Developments In Deeptuning: Translational Invariance of Trade-Off Feature Extraction In Real-Time Tunable Dose Prediction Framework
Abstract
Purpose
DeepTuning is a deep learning–based dose prediction framework that generates multiple dose distributions with different trade-offs, analogous to multi-criteria optimization. Leveraging historical cases with varying trade-offs, DeepTuning extracts semantic trade-off features from prior dose distributions and anatomical contours. These features can then be injected into the prediction pipeline for new patients, enabling physicians to review multiple dose distributions and explore trade-offs in real time.
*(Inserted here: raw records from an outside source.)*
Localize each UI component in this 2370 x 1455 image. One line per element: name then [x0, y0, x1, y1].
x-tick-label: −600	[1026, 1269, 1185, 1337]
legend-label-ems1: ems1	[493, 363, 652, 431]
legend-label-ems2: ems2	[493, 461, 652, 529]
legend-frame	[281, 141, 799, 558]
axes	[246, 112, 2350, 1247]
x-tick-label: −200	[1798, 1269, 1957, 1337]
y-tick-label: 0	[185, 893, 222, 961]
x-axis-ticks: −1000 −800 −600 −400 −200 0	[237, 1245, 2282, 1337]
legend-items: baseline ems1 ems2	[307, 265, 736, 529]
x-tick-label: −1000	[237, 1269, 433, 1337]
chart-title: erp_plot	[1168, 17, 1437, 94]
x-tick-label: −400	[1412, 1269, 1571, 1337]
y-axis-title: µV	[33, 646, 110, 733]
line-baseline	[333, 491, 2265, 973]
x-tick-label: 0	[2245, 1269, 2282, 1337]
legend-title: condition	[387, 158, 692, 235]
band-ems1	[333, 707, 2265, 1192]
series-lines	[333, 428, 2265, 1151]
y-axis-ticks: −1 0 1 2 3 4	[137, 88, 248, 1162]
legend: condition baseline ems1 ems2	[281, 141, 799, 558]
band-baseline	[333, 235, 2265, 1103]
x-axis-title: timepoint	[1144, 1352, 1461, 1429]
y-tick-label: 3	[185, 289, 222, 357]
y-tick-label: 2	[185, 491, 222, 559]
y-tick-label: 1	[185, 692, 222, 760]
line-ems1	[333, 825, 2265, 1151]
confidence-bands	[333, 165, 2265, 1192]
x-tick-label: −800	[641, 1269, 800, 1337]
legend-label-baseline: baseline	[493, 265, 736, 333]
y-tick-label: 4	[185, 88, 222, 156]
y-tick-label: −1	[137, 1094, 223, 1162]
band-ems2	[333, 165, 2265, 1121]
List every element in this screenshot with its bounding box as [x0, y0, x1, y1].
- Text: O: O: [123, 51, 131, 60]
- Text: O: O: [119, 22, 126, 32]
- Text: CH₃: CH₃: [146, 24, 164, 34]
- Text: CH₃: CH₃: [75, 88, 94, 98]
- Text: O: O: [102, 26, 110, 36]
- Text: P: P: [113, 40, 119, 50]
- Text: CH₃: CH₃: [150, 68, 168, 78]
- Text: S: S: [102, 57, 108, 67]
Because trade-offs between OARs are invariant to global translations of an image, the neural representation of the trade-off should be invariant as well. This study investigates the translational invariance of trade-off features extracted by DeepTuning.
Methods
DeepTuning adopts a U-Net architecture with a dual encoder and a shared decoder design. A posterior encoder extracts trade-off features from historical dose distributions, while a prior encoder captures patient-specific anatomical geometry from contours. Trade-off features are injected at the U-Net bottleneck, and the shared decoder generates dose distributions with corresponding trade-offs. Two model variants were implemented using different down-sampling strategies: (1) an anti-aliasing down-sampling approach consisting of a low-pass filter followed by strided-convolution, and (2) a conventional down-sampling approach using strided-convolution alone.
Results
Under spatial shifts of input images, the conventional model exhibited substantial variations in extracted trade-off features due to aliasing effects introduced during down-sampling. The variation of trade-off features reached up to 0.007 (measured by mean-square-error), resulting in distorted dose predictions. In contrast, the anti-aliasing model reduced trade-off feature variation to 0.001 and produced consistent dose predictions across spatial translations.
Conclusion
DeepTuning enables generation of real-time tunable dose distributions, allowing physicians to explore trade-offs upfront, reducing iterative communication with dosimetrists. Ensuring translational invariance of extracted trade-off features is critical for robust generalization across patient positioning. Incorporating anti-aliasing down-sampling effectively mitigates aliasing effects and improves the translational invariance of trade-off feature extraction and dose prediction.